Most video games are large finite state machines (computers are finite state machines so you can't escape that part of it, just make it too big to see the box) while character 'actors' are very small ones because they're small parts of the game with high cost per significant state and transition, because those have to be explicitly scripted rather than emerging procedurally.
If you can use an LLM to make those actors able to react to more of the game's state, and also to respond to non-scripted player input? It could be different. And might make more-detailed NPC personal state more interesting, since the language model can actually present it in ways that would be infeasible for a writer. (Rewrite every line for each of a few dozen mood matrix possibilities...)
And then a bunch of this is "but it won't actually execute" to which I say all technologies are bad if you assume malfunction, and I am not going to play on that conversation node.
... so, the base problem remains, as it has always remained in this discussion, that somebody still need to program the NPC dialog stuff to interact with the rest of the game state.
It doesn't matter if it is a complicated finite state machine or an LLM, you still need to have the hooks made by the programmers for the details to be available.
Let me give an example: How do you make the NPC know how many times the player has broken a signpost?
Well, first you need a variable to track how many times that has happened. The game state itself doesn't know that detail unless it was programed to keep track of it.
Then you need to have that variable be explained to the NPC dialog system as the number of times a sign has been broken. This is either just a raw variable that is displayed in a text box unintelligently, a tree/table of variable responses based on number of signs broken, or a phrase that is provided to the LLM to prompt a response related to sign destruction.
At that point you can make accurate responses to how many signs have been broken by the player.

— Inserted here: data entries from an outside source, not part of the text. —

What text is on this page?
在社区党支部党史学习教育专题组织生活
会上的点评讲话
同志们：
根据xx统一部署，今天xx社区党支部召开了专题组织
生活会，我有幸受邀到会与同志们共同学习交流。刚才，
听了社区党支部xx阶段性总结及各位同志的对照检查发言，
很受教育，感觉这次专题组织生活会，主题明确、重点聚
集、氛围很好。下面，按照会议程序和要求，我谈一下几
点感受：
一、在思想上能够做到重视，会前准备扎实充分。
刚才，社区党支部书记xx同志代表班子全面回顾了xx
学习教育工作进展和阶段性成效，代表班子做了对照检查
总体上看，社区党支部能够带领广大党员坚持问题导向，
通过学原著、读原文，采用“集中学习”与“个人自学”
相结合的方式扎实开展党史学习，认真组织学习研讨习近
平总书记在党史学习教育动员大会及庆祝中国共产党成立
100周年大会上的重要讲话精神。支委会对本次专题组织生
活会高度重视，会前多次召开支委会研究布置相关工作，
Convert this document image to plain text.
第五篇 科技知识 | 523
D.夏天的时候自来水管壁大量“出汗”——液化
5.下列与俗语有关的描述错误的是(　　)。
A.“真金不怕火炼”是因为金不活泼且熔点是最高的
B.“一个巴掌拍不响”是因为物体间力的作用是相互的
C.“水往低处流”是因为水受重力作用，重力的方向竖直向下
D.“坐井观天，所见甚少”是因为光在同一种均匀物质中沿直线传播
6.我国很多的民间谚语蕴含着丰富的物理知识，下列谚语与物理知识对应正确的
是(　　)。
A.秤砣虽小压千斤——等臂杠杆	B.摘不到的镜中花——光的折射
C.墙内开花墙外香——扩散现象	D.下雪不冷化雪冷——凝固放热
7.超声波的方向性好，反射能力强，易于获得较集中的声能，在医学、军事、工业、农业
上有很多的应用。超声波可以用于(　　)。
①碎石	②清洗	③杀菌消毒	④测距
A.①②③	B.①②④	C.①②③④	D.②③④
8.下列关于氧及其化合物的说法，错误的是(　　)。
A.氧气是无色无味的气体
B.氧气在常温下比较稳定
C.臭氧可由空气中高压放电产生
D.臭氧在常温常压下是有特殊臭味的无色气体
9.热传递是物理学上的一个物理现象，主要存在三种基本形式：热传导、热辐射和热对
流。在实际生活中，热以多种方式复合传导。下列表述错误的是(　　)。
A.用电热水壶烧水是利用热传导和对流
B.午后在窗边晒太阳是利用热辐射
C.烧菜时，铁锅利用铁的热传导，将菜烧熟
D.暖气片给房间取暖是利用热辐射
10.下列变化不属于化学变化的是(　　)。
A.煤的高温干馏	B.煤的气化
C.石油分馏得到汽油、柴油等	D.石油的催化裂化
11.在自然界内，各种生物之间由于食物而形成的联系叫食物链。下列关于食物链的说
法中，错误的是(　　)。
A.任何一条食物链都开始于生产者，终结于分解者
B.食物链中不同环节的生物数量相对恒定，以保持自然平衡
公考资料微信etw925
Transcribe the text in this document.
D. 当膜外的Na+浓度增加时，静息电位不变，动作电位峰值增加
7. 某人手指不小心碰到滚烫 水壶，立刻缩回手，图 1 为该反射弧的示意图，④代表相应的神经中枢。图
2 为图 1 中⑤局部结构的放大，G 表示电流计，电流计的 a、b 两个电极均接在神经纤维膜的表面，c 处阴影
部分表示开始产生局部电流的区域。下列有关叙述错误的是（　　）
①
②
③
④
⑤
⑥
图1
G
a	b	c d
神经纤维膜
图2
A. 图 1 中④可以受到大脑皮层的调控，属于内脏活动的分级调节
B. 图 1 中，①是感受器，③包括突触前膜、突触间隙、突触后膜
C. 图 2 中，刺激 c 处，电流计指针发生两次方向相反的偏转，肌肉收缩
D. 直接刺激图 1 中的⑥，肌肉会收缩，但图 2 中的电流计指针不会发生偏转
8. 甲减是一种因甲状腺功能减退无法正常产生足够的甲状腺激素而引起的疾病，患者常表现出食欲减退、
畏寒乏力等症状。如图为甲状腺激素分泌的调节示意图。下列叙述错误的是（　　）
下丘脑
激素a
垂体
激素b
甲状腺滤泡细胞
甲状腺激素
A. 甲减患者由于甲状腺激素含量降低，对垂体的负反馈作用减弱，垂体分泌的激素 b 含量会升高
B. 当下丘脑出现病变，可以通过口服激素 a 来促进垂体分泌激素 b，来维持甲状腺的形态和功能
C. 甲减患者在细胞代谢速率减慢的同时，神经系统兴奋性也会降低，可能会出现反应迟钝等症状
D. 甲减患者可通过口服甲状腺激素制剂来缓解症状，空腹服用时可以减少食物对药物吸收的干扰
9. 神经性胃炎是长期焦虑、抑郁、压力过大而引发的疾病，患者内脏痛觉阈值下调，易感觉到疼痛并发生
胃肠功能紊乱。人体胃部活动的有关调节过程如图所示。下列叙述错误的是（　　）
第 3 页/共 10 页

The LLM is more immersive than the first option, but harder to setup, and it is less controlled than the second option, while being a bit easier to setup. However, that is for a single check. There needs to be a setup LLM prompt detail for every part of the game state in order for your proposal to happen. A whole bunch of added complexity and context that is
created by the developers to support the LLM fed NPC dialog.
I understand that this sounds worth it to many, but I also suspect they have no idea how much work and effort that is for something that might not pay off at all.